Help on integrating differential dynamic pressure (kinetic energy per unit volume) for 1D radial flow towards a line sink

Question

A quick introduction to my question and then the question asked at the end. For this problem the cross-sectional area normal to flow is the surface of a cylinder, $A=2\pi r L$, where $r =$ radial distance from the axis of the cylinder (line sink). The dynamic pressure (kinetic energy per unit volume) for a parcel of fluid is $$\tag{1} 0.5 \rho v^2$$where $\rho =$ volumetric-mass density and $v=$ velocity. The derivative of the dynamic pressure with respect to radial position is $$\tag{2} \frac{d}{dr}(0.5 \rho v^2)=\rho v \frac{dv}{dr}$$ I want to find the integral of the change in dynamic pressure with respect to $r$ (the change in dynamic pressure as the fluid moves towards or away from the line sink).
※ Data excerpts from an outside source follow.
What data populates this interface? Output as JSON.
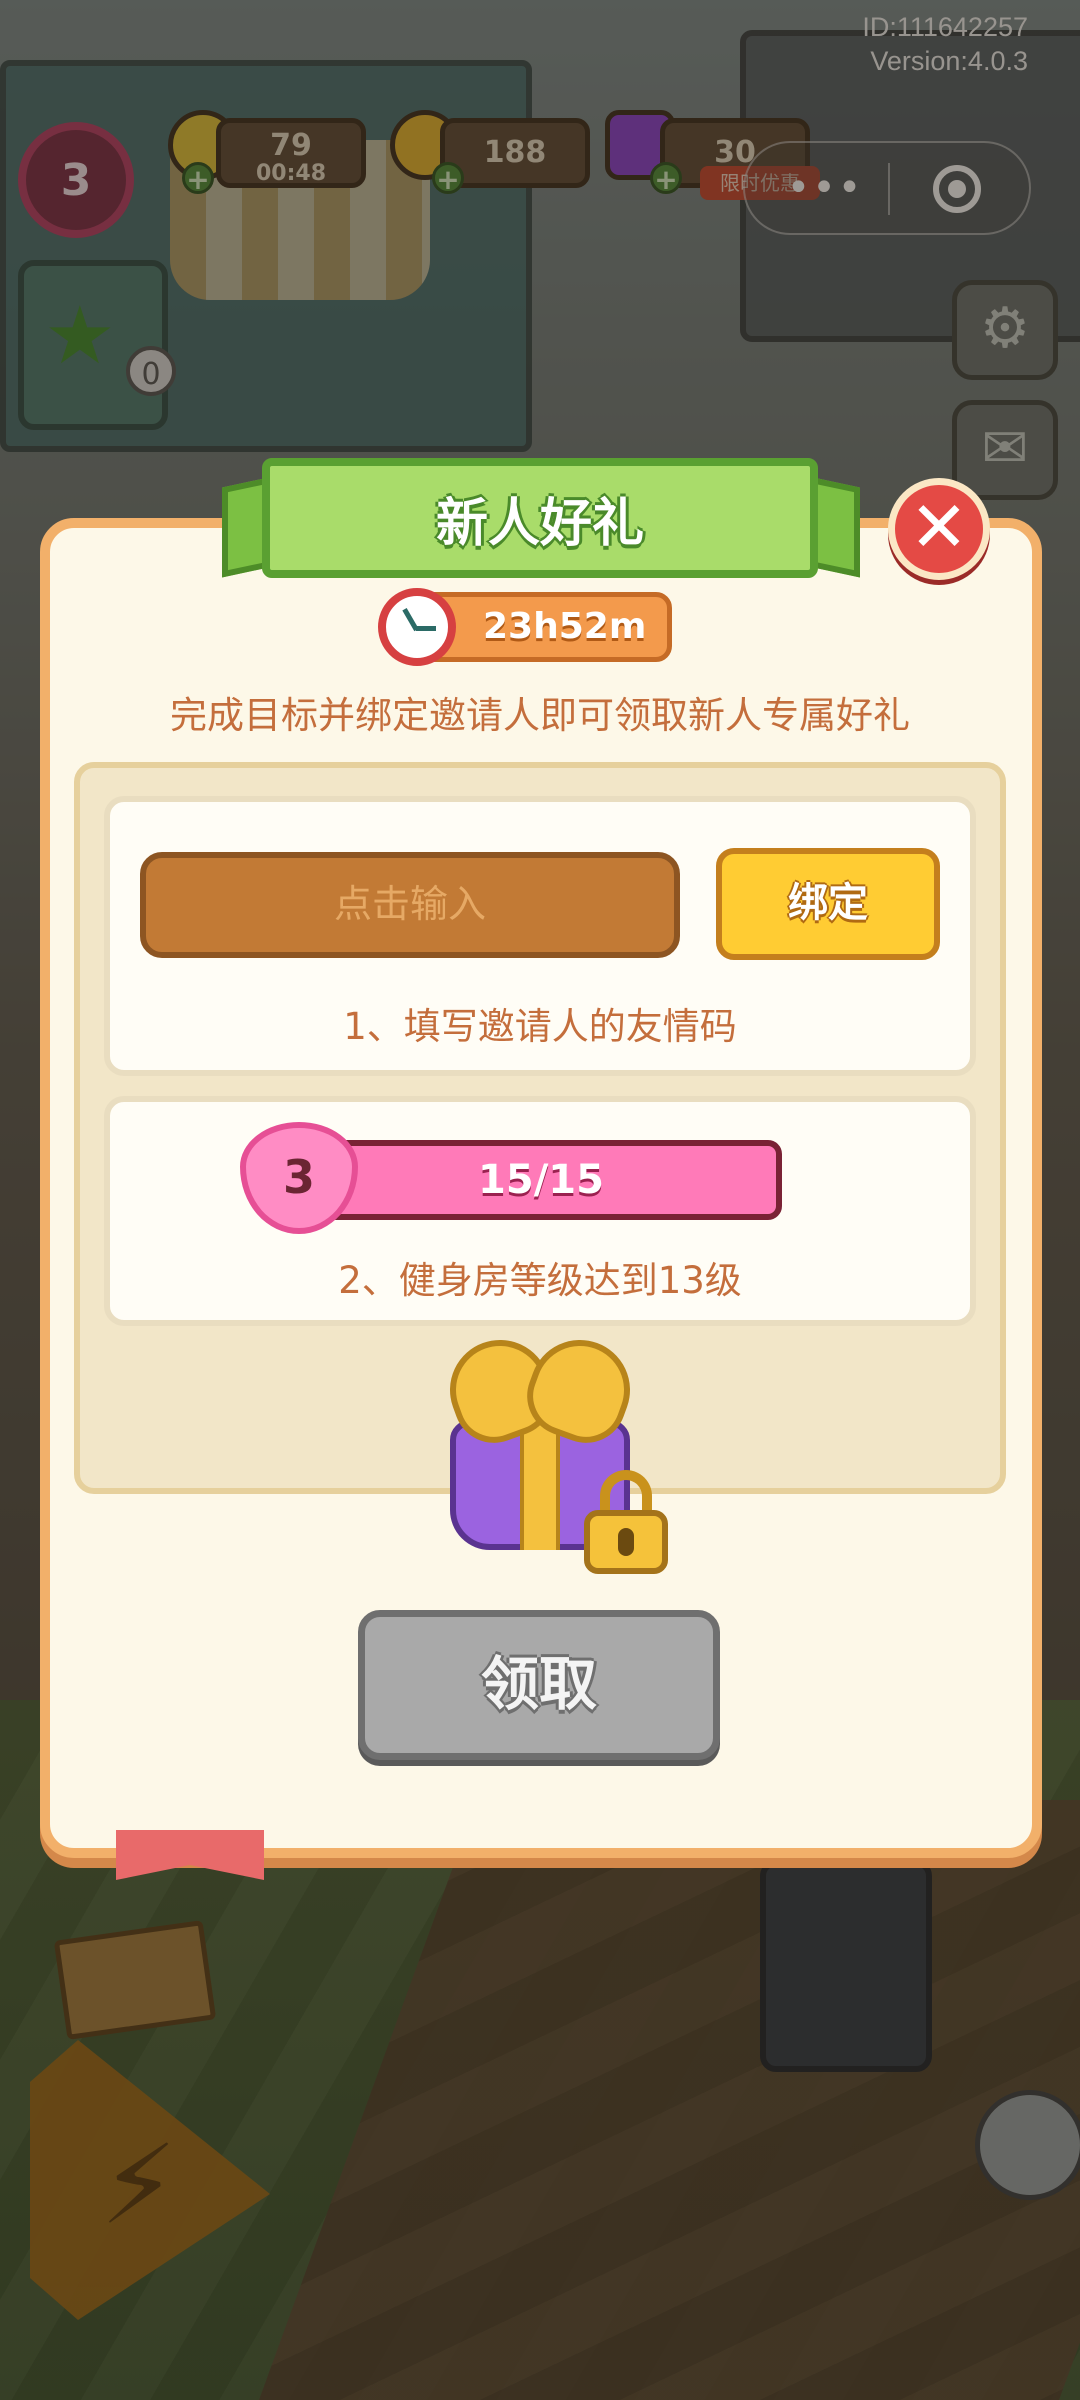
{
  "hud": {
    "id_text": "ID:111642257",
    "version_text": "Version:4.0.3",
    "level": "3",
    "energy": "79",
    "energy_timer": "00:48",
    "coins": "188",
    "gems": "30",
    "gem_tag": "限时优惠",
    "task_count": "0"
  },
  "dialog": {
    "title": "新人好礼",
    "timer": "23h52m",
    "subtitle": "完成目标并绑定邀请人即可领取新人专属好礼",
    "code_placeholder": "点击输入",
    "bind_label": "绑定",
    "task1_label": "1、填写邀请人的友情码",
    "task2_level": "3",
    "task2_progress": "15/15",
    "task2_progress_fraction": 1.0,
    "task2_label": "2、健身房等级达到13级",
    "claim_label": "领取"
  },
  "icons": {
    "close": "close-icon",
    "clock": "clock-icon",
    "gift": "gift-icon",
    "lock": "lock-icon",
    "heart": "heart-icon",
    "settings": "gear-icon",
    "mail": "mail-icon",
    "more": "more-icon",
    "target": "target-icon"
  },
  "colors": {
    "dialog_border": "#f2b06a",
    "ribbon": "#a9dc6a",
    "bind_button": "#ffcc33",
    "progress_fill": "#ff7ab8",
    "claim_disabled": "#a9a9a9",
    "close_button": "#e44a45"
  }
}
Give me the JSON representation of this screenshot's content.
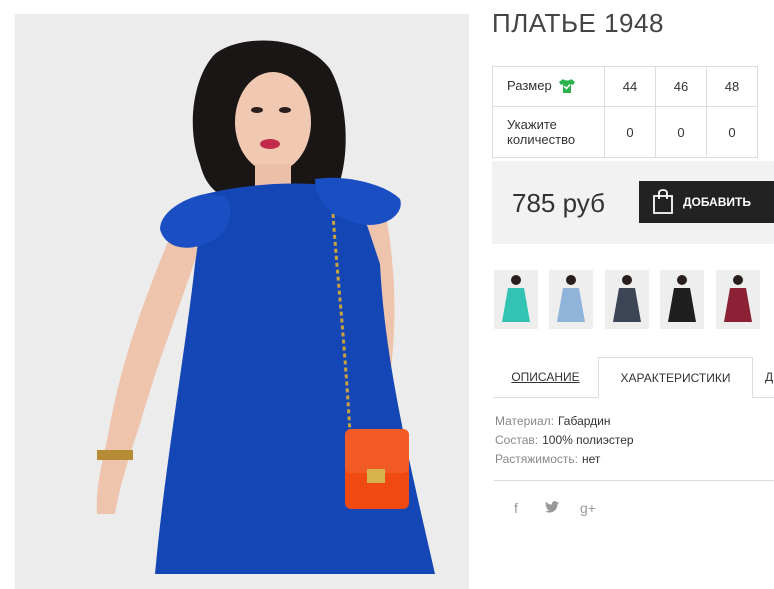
{
  "product": {
    "title": "ПЛАТЬЕ 1948",
    "image_icon": "dress-photo"
  },
  "sizes": {
    "size_label": "Размер",
    "qty_label_line1": "Укажите",
    "qty_label_line2": "количество",
    "values": [
      "44",
      "46",
      "48"
    ],
    "quantities": [
      "0",
      "0",
      "0"
    ],
    "size_icon": "green-shirt-icon",
    "accent_color": "#2bb24c"
  },
  "buy": {
    "price": "785 руб",
    "add_label": "ДОБАВИТЬ",
    "bag_icon": "shopping-bag-icon"
  },
  "thumbnails": [
    {
      "name": "thumb-turquoise",
      "color": "#33c3b3"
    },
    {
      "name": "thumb-lightblue",
      "color": "#8fb3d9"
    },
    {
      "name": "thumb-navy",
      "color": "#3c4556"
    },
    {
      "name": "thumb-black",
      "color": "#1e1e1e"
    },
    {
      "name": "thumb-burgundy",
      "color": "#8c2035"
    }
  ],
  "tabs": {
    "description": "ОПИСАНИЕ",
    "characteristics": "ХАРАКТЕРИСТИКИ",
    "more": "Д"
  },
  "specs": [
    {
      "key": "Материал:",
      "value": "Габардин"
    },
    {
      "key": "Состав:",
      "value": "100% полиэстер"
    },
    {
      "key": "Растяжимость:",
      "value": "нет"
    }
  ],
  "social": {
    "facebook": "f",
    "twitter": "twitter-icon",
    "google": "g+"
  },
  "colors": {
    "dress_blue": "#1546b6",
    "bag_orange": "#f04a12",
    "button_dark": "#222222",
    "buybox_bg": "#f2f2f2"
  }
}
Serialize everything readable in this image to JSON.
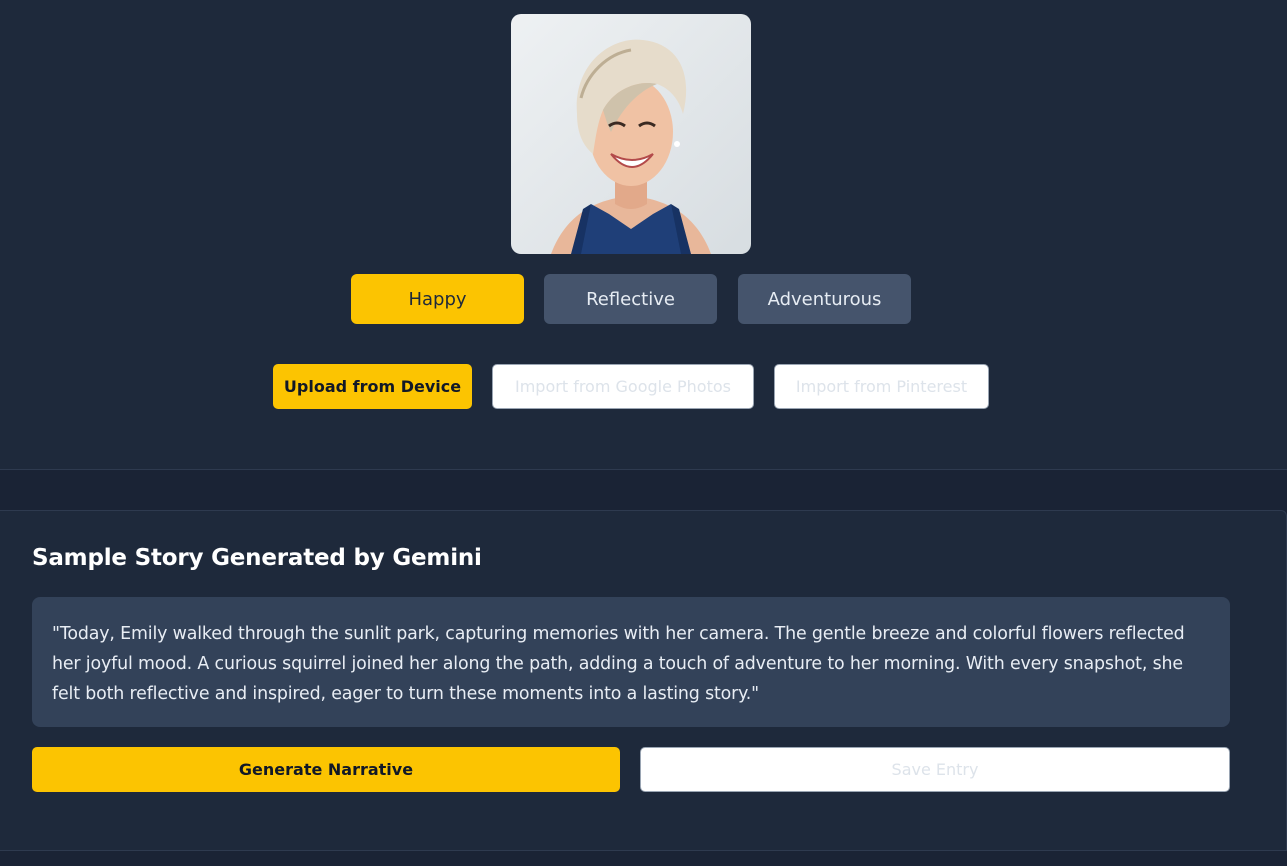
{
  "profile": {
    "photo_alt": "portrait"
  },
  "moods": [
    {
      "label": "Happy",
      "active": true
    },
    {
      "label": "Reflective",
      "active": false
    },
    {
      "label": "Adventurous",
      "active": false
    }
  ],
  "sources": {
    "upload": "Upload from Device",
    "google_photos": "Import from Google Photos",
    "pinterest": "Import from Pinterest"
  },
  "story": {
    "title": "Sample Story Generated by Gemini",
    "text": "\"Today, Emily walked through the sunlit park, capturing memories with her camera. The gentle breeze and colorful flowers reflected her joyful mood. A curious squirrel joined her along the path, adding a touch of adventure to her morning. With every snapshot, she felt both reflective and inspired, eager to turn these moments into a lasting story.\""
  },
  "actions": {
    "generate": "Generate Narrative",
    "save": "Save Entry"
  },
  "colors": {
    "background": "#1e293b",
    "accent": "#fcc401",
    "inactive_button": "#45546c",
    "story_box": "#334259"
  }
}
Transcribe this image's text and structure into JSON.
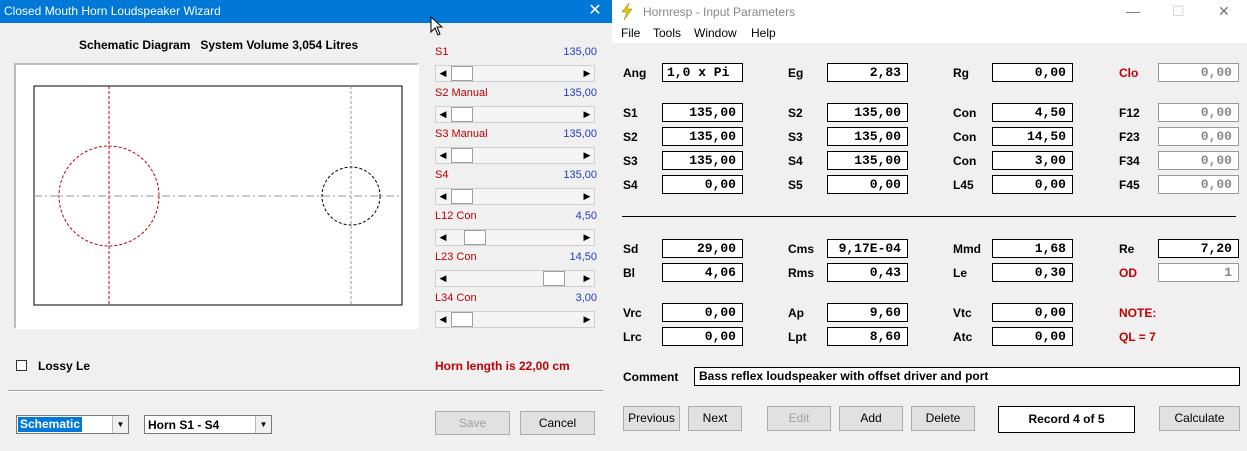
{
  "wizard": {
    "title": "Closed Mouth Horn Loudspeaker Wizard",
    "close_glyph": "✕",
    "schematic_heading": "Schematic Diagram   System Volume 3,054 Litres",
    "sliders": [
      {
        "label": "S1",
        "value": "135,00",
        "position_fraction": 0.0
      },
      {
        "label": "S2  Manual",
        "value": "135,00",
        "position_fraction": 0.0
      },
      {
        "label": "S3  Manual",
        "value": "135,00",
        "position_fraction": 0.0
      },
      {
        "label": "S4",
        "value": "135,00",
        "position_fraction": 0.0
      },
      {
        "label": "L12  Con",
        "value": "4,50",
        "position_fraction": 0.12
      },
      {
        "label": "L23  Con",
        "value": "14,50",
        "position_fraction": 0.85
      },
      {
        "label": "L34  Con",
        "value": "3,00",
        "position_fraction": 0.0
      }
    ],
    "lossy_le_label": "Lossy Le",
    "lossy_le_checked": false,
    "horn_length": "Horn length is 22,00 cm",
    "view_combo": "Schematic",
    "horn_combo": "Horn S1 - S4",
    "save_label": "Save",
    "cancel_label": "Cancel",
    "colors": {
      "titlebar": "#0078d7",
      "accent_red": "#c00000",
      "value_blue": "#1f3fbf"
    }
  },
  "hornresp": {
    "title": "Hornresp - Input Parameters",
    "menu": [
      "File",
      "Tools",
      "Window",
      "Help"
    ],
    "window_controls": {
      "minimize": "—",
      "maximize": "☐",
      "close": "✕"
    },
    "params": {
      "Ang": "1,0 x Pi",
      "Eg": "2,83",
      "Rg": "0,00",
      "Clo": "0,00",
      "S1": "135,00",
      "S2a": "135,00",
      "Con1": "4,50",
      "F12": "0,00",
      "S2": "135,00",
      "S3a": "135,00",
      "Con2": "14,50",
      "F23": "0,00",
      "S3": "135,00",
      "S4a": "135,00",
      "Con3": "3,00",
      "F34": "0,00",
      "S4": "0,00",
      "S5": "0,00",
      "L45": "0,00",
      "F45": "0,00",
      "Sd": "29,00",
      "Cms": "9,17E-04",
      "Mmd": "1,68",
      "Re": "7,20",
      "Bl": "4,06",
      "Rms": "0,43",
      "Le": "0,30",
      "OD": "1",
      "Vrc": "0,00",
      "Ap": "9,60",
      "Vtc": "0,00",
      "Lrc": "0,00",
      "Lpt": "8,60",
      "Atc": "0,00"
    },
    "labels": {
      "Ang": "Ang",
      "Eg": "Eg",
      "Rg": "Rg",
      "Clo": "Clo",
      "S1": "S1",
      "S2": "S2",
      "S3": "S3",
      "S4": "S4",
      "S5": "S5",
      "Con": "Con",
      "L45": "L45",
      "F12": "F12",
      "F23": "F23",
      "F34": "F34",
      "F45": "F45",
      "Sd": "Sd",
      "Cms": "Cms",
      "Mmd": "Mmd",
      "Re": "Re",
      "Bl": "Bl",
      "Rms": "Rms",
      "Le": "Le",
      "OD": "OD",
      "Vrc": "Vrc",
      "Ap": "Ap",
      "Vtc": "Vtc",
      "Lrc": "Lrc",
      "Lpt": "Lpt",
      "Atc": "Atc"
    },
    "note": "NOTE:",
    "ql": "QL = 7",
    "comment_label": "Comment",
    "comment": "Bass reflex loudspeaker with offset driver and port",
    "buttons": {
      "previous": "Previous",
      "next": "Next",
      "edit": "Edit",
      "add": "Add",
      "delete": "Delete",
      "calculate": "Calculate"
    },
    "record": "Record 4 of 5"
  }
}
In doing so I make the following steps, $$\tag{3} \int_{r_1}^{r_2} \rho v \frac{dv}{dr} dr$$ Since $v = w/(\rho A)$, where $w=$ mass flow rate, then, $$\tag{4} \int_{r_1}^{r_2} \rho \frac{w}{\rho A} \frac{dv}{dr} dr$$ $$\tag{5} \int_{r_1}^{r_2} \frac{w}{2\pi r L} \frac{dv}{dr} dr$$ $$\tag{6} \frac{w}{2\pi L} \frac{dv}{dr} \int_{r_1}^{r_2} \frac{1}{r} dr$$ $$\tag{7} \frac{w}{2\pi L} \frac{dv}{dr} \ln\left(\frac{r_2}{r_1}\right)$$

I have values for all variables in last equation above except for $dv/dr$. How do I determine the value for $dv/dr$?

Answer 1

At a radius $r$ the velocity is $v$ and the mass flowing across the surface per second is $2\pi rLv\rho$

At a radius $r+dr$ with velocity $v+dv$ it's $2\pi (r+dr)L(v+dv)\rho$

we can put these equal, assuming constant density, so $$ rv = (r+dr)(v+dv)$$

Expanding and simplifying and ignoring the term with $dv dr$ gives

$$\frac{dv}{dr} = -\frac{v}{r}$$

so

$$\int \frac{dv}{v} = -\int \frac{dr}{r}$$

$$ln(v) = -ln(r) +ln(k)$$

the constant of integration has been put as $ln(k)$ to help with the following steps.

$$ln(v) = ln(\frac{k}{r})$$

$$v=\frac{k}{r}$$

so the kinetic energy for the parcel of fluid is

$$K.E. = \frac{k'\rho}{r^2}$$

the constant $k'$ can be found from the kinetic energy or speed of the parcel of fluid at any radius.

Answer 2

Assuming w is constant, you need to substitute A in v formula and then take the derivative of v. dv/dr is not constant, it's function of r so you have to keep it within integral. Although, eventually you will get same kinetic energy term and integral would simply be difference of kinetic energy at different values of r.